Obama’s I’m-No-Dick-Cheney Standard for Government Secrecy
Democratic Senator Jay Rockefeller of West Virginia, upset about not being provided with memos containing the legal justification for targeted killing operations, such as drone strikes, was apparently told by President Barack Obama not to worry because he is not Vice President Dick Cheney.
…[N]ear the outset of his closed-door session with the Senate Democratic conference on Tuesday, Sen. Jay Rockefeller (D-W.Va.) confronted the president over the administration’s refusal for two years to show congressional intelligence committees Justice Department Office of Legal Counsel memos justifying the use of lethal force against American terror suspects abroad…
Obama apparently responded, “This is not Dick Cheney we’re talking about here.” He argued his administration was “more open to oversight than that of President George W. Bush, whom many Democratic senators attacked for secrecy and for expanding executive power in the national security realm.” He also said, as if it was some kind of valid justification for secrecy, he was “not involved in drafting such memos.”
This is the “Trust Us” defense for secrecy. It is in line with what Attorney General Eric Holder said to Republican Representative Ted Cruz when he was asked about whether it would be legal to target American citizens on United States soil. Holder said it would be inappropriate. But, the trustworthiness of an administration should never justify keeping official interpretations of the law secret.
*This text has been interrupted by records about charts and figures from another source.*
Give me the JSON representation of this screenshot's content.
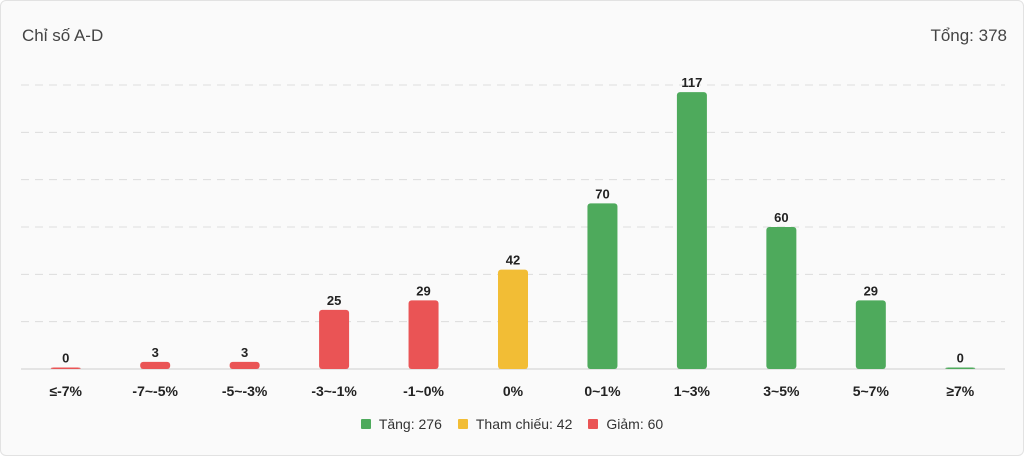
{
  "header": {
    "title": "Chỉ số A-D",
    "total_label": "Tổng: 378"
  },
  "colors": {
    "up": "#4eaa5c",
    "ref": "#f2bd35",
    "down": "#ea5455"
  },
  "legend": [
    {
      "key": "up",
      "label": "Tăng: 276"
    },
    {
      "key": "ref",
      "label": "Tham chiếu: 42"
    },
    {
      "key": "down",
      "label": "Giảm: 60"
    }
  ],
  "chart_data": {
    "type": "bar",
    "categories": [
      "≤-7%",
      "-7~-5%",
      "-5~-3%",
      "-3~-1%",
      "-1~0%",
      "0%",
      "0~1%",
      "1~3%",
      "3~5%",
      "5~7%",
      "≥7%"
    ],
    "values": [
      0,
      3,
      3,
      25,
      29,
      42,
      70,
      117,
      60,
      29,
      0
    ],
    "groups": [
      "down",
      "down",
      "down",
      "down",
      "down",
      "ref",
      "up",
      "up",
      "up",
      "up",
      "up"
    ],
    "ylim": [
      0,
      120
    ],
    "grid": true
  }
}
Who is deciding whether the administration is trustworthy? In this case, it is Obama, a key beneficiary of keeping the legal basis for targeted killing secret. Secrecy ensures there is no scandal or controversy he has to confront as president.
Incidentally, Cheney has praised Obama’s use of drones. “I think it’s a good program and I don’t disagree with the basic policy that the Obama administration is pursuing,” he said in an interview on CBS’ “This Morning” in February. He also “endorsed the drone strike against Anwar al-Awlaki, an American citizen living in Yemen, saying ‘he was clearly part of al-Qaeda.'”
Cheney also said in a January 2011 interview on NBC, “In terms of a lot of the terrorism policies — the early talk, for example, about prosecuting people in the CIA who’ve been carrying out our policies — all of that’s fallen by the wayside. I think he’s learned that what we did was far more appropriate than he ever gave us credit for while he was a candidate.”
It’s the sort of defense Dick Cheney would probably use, were he not already Dick Cheney.
Aside from the fact that the Obama administration’s shadow drone wars are comparable to Bush-era programs of rendition and wiretapping in terms of secrecy and extrajudicial executive action, the president’s reference to the former V.P. is in itself troubling. It invokes the same race-to-the-bottom, “at least the other guy is worse” logic that saw many dejected liberals trudge reluctantly to the voting booths for Obama last November. What a sad political epoque — when not being literally the worst, not being Dick Cheney — is a defense. [emphasis added]
Aren’t drones a part of a race-to-the-bottom for American empire? It is politically untenable and increasingly difficult on a practical level to occupy countries and wage open-ended conflicts. Within the framework of the Global War on Terrorism, drone warfare has been adopted as the alternative. And officials, including Obama, have said we can either have large-scale occupations or we can use flying killer robots to target and kill people in any country where we deem it necessary to launch such strikes.
Drone Wars are better than Wars for Occupation, where nation-building is likely to falter as it did in Iraq. Obama is better because he is not Dick Cheney.
This is the false choice. There is no other option framed in the debate. The American people—and more importantly, the citizens of countries being bombed by drones—can either have an openly proud tyrant who dictates national security policy or a cold, calculating pragmatist who is perceived to have a better moral center than Dick Cheney.
And, what is worse? A powerful person telling citizens they have no right to know because they fervently believe that all hell will break loose if they allow any transparency or a powerful person who purports to favor transparency and openness telling citizens they do not have a right to know because he or she is not that powerful person who has contempt for open government?